Le programme 316 « Soutien exceptionnel à l'activité économique et à l'emploi » porte très mal son nom au regard des résultats, le Gouvernement ayant fait le choix de mesures qui ont déjà montré leur inefficacité. Le chômage a augmenté de 2 % en octobre, soit 52 400 demandeurs d'emploi supplémentaires ; et le fonds stratégique d'investissement (FSI), l'arme anticrise du Président de la République, s'est transformé en bombe contre l'emploi. On lit dans le bleu qu'il « pourrait aider des entreprises structurellement saines mais confrontées à des difficultés conjoncturelles afin de les accompagner dans leurs projets ». Mais on sait que certaines ne jouent pas le jeu. Que penser du comportement criminel de la multinationale Nexans qui a reçu 60 millions d'euros mais laissé sur le carreau 387 chômeurs ?
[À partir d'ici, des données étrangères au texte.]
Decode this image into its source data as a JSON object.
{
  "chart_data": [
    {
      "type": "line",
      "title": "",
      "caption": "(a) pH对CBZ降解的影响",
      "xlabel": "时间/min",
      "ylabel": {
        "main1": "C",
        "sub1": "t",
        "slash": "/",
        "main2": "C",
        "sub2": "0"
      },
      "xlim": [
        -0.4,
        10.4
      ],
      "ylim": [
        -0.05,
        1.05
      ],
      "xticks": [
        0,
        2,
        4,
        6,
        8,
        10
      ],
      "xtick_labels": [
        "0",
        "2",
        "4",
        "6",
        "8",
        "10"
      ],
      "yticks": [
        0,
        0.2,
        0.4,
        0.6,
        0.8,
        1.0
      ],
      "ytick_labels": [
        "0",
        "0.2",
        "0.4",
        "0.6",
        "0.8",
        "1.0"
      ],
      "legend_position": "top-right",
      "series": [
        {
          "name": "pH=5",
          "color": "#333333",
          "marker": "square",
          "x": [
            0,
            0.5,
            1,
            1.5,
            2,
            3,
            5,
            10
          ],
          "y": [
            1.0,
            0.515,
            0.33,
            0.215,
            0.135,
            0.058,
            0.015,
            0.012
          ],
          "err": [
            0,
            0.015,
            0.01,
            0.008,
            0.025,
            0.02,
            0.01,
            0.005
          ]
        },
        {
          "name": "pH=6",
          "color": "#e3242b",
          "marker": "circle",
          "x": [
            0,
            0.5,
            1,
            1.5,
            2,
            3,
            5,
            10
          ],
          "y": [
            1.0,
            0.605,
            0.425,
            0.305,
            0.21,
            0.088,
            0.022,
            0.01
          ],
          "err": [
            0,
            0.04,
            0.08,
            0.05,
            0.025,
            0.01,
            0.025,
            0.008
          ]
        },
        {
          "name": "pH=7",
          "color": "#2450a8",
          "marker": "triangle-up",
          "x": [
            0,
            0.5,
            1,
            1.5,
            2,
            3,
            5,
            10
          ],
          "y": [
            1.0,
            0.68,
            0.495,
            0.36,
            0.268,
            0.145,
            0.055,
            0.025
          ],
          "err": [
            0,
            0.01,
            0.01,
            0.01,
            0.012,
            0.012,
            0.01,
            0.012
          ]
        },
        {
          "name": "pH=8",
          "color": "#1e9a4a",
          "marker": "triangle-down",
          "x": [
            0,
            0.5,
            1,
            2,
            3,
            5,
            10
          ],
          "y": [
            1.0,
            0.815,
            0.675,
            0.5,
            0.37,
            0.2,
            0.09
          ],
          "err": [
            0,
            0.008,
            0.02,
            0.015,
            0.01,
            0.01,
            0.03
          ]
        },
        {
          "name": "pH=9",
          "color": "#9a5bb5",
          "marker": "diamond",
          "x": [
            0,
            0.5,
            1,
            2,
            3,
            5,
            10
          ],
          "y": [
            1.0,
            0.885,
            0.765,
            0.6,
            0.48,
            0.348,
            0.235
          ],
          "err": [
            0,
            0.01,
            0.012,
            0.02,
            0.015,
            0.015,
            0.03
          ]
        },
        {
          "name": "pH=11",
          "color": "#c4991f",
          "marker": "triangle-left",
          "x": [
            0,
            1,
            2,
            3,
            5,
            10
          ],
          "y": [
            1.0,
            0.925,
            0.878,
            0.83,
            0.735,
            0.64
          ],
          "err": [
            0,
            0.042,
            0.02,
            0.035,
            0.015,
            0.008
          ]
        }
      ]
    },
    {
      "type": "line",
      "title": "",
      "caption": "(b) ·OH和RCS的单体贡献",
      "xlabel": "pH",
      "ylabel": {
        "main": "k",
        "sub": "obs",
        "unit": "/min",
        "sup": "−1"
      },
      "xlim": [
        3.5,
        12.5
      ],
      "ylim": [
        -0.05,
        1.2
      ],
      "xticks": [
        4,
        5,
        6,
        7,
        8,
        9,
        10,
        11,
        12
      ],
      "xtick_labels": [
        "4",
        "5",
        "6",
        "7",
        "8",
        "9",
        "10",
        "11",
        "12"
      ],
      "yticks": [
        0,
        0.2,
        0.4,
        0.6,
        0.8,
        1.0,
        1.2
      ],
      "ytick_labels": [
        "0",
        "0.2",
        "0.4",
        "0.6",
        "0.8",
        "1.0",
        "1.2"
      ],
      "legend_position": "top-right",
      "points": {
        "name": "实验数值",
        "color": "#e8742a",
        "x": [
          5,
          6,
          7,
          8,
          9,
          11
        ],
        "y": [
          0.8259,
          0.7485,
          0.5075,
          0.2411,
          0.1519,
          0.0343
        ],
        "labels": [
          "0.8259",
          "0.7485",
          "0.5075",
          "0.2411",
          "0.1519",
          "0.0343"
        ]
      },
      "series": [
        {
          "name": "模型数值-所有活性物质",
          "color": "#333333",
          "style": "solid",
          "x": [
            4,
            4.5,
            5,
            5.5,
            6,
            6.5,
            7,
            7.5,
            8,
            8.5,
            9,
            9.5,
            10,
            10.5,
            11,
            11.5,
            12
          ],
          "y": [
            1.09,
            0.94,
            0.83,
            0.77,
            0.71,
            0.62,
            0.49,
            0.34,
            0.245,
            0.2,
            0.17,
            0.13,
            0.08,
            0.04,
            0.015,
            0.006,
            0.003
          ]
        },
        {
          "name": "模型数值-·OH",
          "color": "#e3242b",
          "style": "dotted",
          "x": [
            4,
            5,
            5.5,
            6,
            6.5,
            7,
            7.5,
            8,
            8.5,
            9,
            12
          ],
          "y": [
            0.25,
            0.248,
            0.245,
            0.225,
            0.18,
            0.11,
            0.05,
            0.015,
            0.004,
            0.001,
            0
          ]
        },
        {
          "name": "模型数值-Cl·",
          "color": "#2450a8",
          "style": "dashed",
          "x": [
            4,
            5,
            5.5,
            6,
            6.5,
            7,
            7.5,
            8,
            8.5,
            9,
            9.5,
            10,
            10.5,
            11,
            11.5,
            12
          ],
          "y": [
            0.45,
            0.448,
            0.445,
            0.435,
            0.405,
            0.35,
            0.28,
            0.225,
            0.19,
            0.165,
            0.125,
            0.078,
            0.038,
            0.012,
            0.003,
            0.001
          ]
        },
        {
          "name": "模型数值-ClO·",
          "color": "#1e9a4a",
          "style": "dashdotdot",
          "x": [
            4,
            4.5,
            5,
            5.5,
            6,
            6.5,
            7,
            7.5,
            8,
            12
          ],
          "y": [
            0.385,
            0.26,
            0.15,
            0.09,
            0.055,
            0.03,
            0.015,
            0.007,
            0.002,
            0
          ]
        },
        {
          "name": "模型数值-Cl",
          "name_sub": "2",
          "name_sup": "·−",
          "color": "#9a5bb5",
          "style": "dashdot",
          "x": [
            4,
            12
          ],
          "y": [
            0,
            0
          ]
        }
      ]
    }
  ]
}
Vous avez souhaité desserrer la contrainte de financement pour les PME et les entreprises artisanales. Mais les résultats ne sont pas au rendez-vous, si l'on en juge par le nombre sans précédent de procédures collectives et, singulièrement, de liquidations judiciaires. Les dispositifs de soutien aux banques leur ont largement profité, bien moins aux entreprises qu'elles étaient censées aider. Le dispositif de médiation du crédit n'a pas eu les effets escomptés ; il ne saurait résoudre à lui seul, de toute façon, les problèmes des entreprises. L'action « Aide à l'embauche dans les très petites entreprises » présente les allégements de charges sociales comme la solution miracle ; c'est dire que l'accès au crédit n'est pas ce qu'il devrait être.
Le Gouvernement a annoncé que 22 milliards d'euros supplémentaires seraient mis à la disposition d'Oséo et que la Banque européenne d'investissement en distribuerait 30 ; mais aucun engagement ferme n'a été pris et on n'en trouve nulle trace dans le budget de l'État.
Quant au fonds d'investissement social, il paraît bien léger face à l'ampleur de la crise et à la faiblesse du budget de l'emploi. Il est certes essentiel de soutenir l'emploi des jeunes et de lutter contre la précarisation mais les crédits, 1,9 milliard, sont très insuffisants, ce que dénonçaient déjà les syndicats lorsque le Président de la République a installé le fonds. Ce montant n'a pas été relevé depuis. Nous estimons que son action est vouée à l'échec tant que la politique du Gouvernement ne sera pas réorientée. « Notre société ne peut accepter de laisser des jeunes sur le bord de la route » a dit le Président de la République. Comment ne pas être d'accord ? Mais comment aussi ne pas confronter ces belles paroles aux actions passées ? Le temps du contrat première embauche n'est pas si loin et les droits des salariés ne cessent d'être remis en cause. L'élargissement du revenu du RSA aux jeunes de moins de 25 ans est la mesure phare du plan Jeunes annoncé le 29 septembre dernier ; mais cette mesure ne bénéficiera pas aux plus précaires puisqu'il faudra avoir travaillé sans interruption deux ans à temps plein ou quatre ans à mi-temps pour y avoir droit -alors que 20 % des 18-25 ans vivent sous le seuil de pauvreté !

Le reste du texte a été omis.